Qui sait si ce n’est pas dans l’arrière-salle de ce café (une autre version, sans doute plus plausible question confidentialité, le situe dans une chambre chez Jean Ségurel) que fut conclu, en 1966, le fameux « pacte de non agression de Chaumeil » entre Anquetil et Poulidor. Les deux grands rivaux français ne s’adressaient plus la parole depuis la course Paris-Nice en début de saison (voir billet du 11 mars 2010 Le beau vélo de Ravel). En présence du sélectionneur de l’équipe de France Marcel Bidot, ils convinrent de s’entendre pour faire cause commune lors du prochain championnat du monde sur route et sacrifier éventuellement leurs chances personnelles au profit du tricolore le mieux placé. Les lecteurs férus de cyclisme savent ce qu’il advint sur le circuit du Nurburgring. Anquetil allait me procurer une immense joie en enfilant enfin le maillot arc-en-ciel lorsque, à quelques mètres de la ligne, l’allemand Rudi Altig, emmené par un français, lui passa sous le nez. Altig, Anquetil Poulidor, ce fut le podium du championnat du monde. Trois semaines plus tôt, Altig, Poulidor, Anquetil, cela avait constitué l’ordre d’arrivée du Bol d’Or. La course très sélective était beaucoup plus qu’un simple critérium et fut vite considérée comme un ultime banc d’essai probant avant la conquête de la tunique arc-en-ciel. D’ailleurs, des immenses champions comme Fausto Coppi, Louison Bobet et Rik Van Looy raflèrent le Bol d’Or, quelques jours avant d’être sacrés mondialement.

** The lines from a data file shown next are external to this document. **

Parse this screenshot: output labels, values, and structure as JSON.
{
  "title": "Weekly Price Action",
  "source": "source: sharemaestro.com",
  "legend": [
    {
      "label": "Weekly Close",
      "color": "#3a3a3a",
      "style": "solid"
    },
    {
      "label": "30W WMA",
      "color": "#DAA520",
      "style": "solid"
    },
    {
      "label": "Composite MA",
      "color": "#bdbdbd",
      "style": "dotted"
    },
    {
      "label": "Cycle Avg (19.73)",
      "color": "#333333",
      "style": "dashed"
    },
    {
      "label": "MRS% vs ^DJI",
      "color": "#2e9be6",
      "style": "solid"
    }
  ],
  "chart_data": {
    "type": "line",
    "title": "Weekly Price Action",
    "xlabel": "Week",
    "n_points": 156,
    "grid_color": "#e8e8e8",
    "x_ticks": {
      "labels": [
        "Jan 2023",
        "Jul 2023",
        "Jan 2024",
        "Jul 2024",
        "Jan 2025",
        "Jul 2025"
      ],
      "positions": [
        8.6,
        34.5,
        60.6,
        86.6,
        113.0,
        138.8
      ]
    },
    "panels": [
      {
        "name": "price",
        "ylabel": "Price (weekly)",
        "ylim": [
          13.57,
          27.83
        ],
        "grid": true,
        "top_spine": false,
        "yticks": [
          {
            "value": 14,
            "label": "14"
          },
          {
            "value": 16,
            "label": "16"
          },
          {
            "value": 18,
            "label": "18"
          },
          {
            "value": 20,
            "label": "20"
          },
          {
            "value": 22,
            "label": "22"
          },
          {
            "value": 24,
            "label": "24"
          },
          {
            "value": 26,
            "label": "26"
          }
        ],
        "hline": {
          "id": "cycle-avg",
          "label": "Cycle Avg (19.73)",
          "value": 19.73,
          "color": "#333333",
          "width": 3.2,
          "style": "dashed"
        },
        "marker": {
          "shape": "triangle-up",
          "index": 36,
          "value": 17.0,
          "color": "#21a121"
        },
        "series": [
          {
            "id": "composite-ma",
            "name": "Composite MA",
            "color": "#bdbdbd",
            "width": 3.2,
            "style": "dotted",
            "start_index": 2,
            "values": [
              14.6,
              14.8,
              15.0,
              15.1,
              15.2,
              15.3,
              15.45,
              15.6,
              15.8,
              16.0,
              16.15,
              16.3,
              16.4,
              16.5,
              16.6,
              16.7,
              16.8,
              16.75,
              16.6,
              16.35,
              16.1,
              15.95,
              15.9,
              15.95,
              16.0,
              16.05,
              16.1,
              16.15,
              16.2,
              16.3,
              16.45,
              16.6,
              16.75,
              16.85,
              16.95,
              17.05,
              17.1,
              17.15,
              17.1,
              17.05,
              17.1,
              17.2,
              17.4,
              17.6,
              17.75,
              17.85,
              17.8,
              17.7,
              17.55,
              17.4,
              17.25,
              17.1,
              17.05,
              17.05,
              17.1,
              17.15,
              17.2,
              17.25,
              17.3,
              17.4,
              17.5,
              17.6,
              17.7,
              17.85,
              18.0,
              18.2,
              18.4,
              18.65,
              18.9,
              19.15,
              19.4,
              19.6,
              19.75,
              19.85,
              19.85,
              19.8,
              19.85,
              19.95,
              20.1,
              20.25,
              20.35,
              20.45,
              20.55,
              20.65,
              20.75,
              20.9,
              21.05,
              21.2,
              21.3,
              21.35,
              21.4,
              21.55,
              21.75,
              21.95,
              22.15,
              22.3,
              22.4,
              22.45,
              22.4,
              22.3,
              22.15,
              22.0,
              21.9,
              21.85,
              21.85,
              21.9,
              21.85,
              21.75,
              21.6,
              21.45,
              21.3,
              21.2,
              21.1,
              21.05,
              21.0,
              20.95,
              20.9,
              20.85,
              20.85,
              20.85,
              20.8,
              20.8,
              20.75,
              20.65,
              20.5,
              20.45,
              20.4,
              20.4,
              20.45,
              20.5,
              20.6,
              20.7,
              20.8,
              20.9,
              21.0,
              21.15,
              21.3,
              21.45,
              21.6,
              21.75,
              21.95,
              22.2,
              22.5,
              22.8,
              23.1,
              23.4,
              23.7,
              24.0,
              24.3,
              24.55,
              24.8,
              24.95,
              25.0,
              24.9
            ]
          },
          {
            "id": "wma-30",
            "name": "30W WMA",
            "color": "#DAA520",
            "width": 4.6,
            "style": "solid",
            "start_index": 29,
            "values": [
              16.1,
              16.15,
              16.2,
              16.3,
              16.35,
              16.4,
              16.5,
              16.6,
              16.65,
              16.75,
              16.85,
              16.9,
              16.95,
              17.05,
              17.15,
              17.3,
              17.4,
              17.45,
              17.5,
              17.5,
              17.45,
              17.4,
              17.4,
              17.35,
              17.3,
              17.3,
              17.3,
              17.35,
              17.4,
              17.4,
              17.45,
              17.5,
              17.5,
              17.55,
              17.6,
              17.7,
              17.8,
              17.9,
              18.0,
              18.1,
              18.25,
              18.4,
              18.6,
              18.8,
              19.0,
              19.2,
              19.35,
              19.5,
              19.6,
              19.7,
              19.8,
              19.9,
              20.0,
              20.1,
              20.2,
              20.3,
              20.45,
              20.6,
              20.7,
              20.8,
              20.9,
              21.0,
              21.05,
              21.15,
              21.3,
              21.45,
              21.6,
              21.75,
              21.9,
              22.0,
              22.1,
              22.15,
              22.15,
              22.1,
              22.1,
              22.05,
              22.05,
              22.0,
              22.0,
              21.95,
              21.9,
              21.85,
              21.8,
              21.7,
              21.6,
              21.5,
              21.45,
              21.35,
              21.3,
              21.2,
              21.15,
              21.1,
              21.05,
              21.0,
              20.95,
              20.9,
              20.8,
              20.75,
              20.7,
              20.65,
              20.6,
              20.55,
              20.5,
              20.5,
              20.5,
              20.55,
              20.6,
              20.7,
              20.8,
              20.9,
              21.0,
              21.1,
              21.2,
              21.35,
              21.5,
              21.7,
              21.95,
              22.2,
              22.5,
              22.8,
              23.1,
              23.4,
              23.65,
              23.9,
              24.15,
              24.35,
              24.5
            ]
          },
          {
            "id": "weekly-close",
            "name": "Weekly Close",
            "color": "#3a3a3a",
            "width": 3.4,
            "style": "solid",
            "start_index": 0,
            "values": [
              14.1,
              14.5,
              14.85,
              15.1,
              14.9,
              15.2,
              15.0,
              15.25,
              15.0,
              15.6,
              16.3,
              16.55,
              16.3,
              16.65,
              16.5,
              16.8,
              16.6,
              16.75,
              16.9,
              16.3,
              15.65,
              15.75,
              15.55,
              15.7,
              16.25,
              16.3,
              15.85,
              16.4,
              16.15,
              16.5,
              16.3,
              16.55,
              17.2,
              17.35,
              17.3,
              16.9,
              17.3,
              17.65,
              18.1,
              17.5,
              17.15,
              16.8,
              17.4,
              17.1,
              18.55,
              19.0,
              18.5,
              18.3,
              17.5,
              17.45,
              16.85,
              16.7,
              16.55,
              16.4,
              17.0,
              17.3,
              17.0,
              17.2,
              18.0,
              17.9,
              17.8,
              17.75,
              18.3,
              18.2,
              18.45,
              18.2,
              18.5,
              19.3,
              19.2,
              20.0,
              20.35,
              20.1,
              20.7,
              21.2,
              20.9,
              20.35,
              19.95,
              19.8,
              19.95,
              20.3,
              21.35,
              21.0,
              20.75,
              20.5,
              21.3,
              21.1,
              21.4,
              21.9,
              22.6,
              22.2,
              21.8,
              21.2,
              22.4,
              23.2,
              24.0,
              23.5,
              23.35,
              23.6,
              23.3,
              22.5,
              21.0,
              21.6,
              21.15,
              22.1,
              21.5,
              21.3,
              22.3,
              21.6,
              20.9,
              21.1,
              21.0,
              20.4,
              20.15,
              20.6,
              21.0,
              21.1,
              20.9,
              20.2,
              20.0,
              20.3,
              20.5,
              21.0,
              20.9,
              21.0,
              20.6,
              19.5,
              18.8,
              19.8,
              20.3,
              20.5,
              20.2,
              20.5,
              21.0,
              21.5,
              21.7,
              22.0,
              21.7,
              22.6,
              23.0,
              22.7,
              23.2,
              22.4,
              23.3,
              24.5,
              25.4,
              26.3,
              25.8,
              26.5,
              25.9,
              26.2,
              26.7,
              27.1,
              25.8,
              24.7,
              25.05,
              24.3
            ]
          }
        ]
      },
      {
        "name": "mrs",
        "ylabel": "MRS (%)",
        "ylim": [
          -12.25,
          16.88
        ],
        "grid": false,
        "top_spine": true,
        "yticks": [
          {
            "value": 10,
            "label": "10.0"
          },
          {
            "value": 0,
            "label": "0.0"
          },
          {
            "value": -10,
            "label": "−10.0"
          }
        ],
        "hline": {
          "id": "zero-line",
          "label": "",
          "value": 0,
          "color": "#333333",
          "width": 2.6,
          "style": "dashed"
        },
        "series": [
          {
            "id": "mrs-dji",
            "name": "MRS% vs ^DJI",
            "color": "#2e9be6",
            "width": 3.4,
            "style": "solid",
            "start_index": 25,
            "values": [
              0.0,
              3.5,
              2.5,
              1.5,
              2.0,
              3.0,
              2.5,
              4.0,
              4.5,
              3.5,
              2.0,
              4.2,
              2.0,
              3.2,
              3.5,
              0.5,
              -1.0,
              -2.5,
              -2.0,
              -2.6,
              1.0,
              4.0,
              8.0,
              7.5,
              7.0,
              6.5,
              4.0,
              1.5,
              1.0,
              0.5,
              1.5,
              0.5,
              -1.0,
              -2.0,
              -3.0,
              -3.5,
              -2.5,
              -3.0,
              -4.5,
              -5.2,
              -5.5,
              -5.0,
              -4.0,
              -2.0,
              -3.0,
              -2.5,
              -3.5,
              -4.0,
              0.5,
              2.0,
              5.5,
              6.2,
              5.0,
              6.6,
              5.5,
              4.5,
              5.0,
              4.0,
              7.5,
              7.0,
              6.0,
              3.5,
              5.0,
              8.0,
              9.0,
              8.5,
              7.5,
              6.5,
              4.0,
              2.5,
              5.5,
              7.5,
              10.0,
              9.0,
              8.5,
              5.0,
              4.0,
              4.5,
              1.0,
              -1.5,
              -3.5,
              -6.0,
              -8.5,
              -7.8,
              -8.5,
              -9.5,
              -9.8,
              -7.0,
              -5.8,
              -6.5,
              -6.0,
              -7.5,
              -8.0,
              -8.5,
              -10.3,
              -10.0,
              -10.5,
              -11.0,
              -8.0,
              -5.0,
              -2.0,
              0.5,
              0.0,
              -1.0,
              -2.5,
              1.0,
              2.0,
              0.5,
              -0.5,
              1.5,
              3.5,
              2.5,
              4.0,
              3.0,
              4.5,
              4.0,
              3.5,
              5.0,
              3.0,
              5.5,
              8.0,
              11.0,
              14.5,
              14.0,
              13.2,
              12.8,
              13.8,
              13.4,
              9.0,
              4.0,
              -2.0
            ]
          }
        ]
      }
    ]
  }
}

Chaumeil, avec ses maisons en granit recouvertes d’ardoises, est tristement désert en ce milieu de journée. J’aperçois juste une personne sortir de l’ancien presbytère transformé maintenant en mairie. Je me recueille quelques instants dans l’émouvante église du XVe siècle Saint-Jacques le Majeur et Saint-Laurent. Le porche en arc de plein cintre est soutenu par deux anges qui ne ressemblent en rien à Charly Gaul, « l’ange de la montagne », présent en 1958, ceint de sa toison d’or glanée sur les routes du Tour.
La tête remplie d’images, j’essaie d’imaginer la foule en liesse qui envahissait ce village, le premier jeudi de chaque mois d’août. Noël en été, Jean Ségurel lui offrait, de ses propres deniers, le plus beau des cadeaux.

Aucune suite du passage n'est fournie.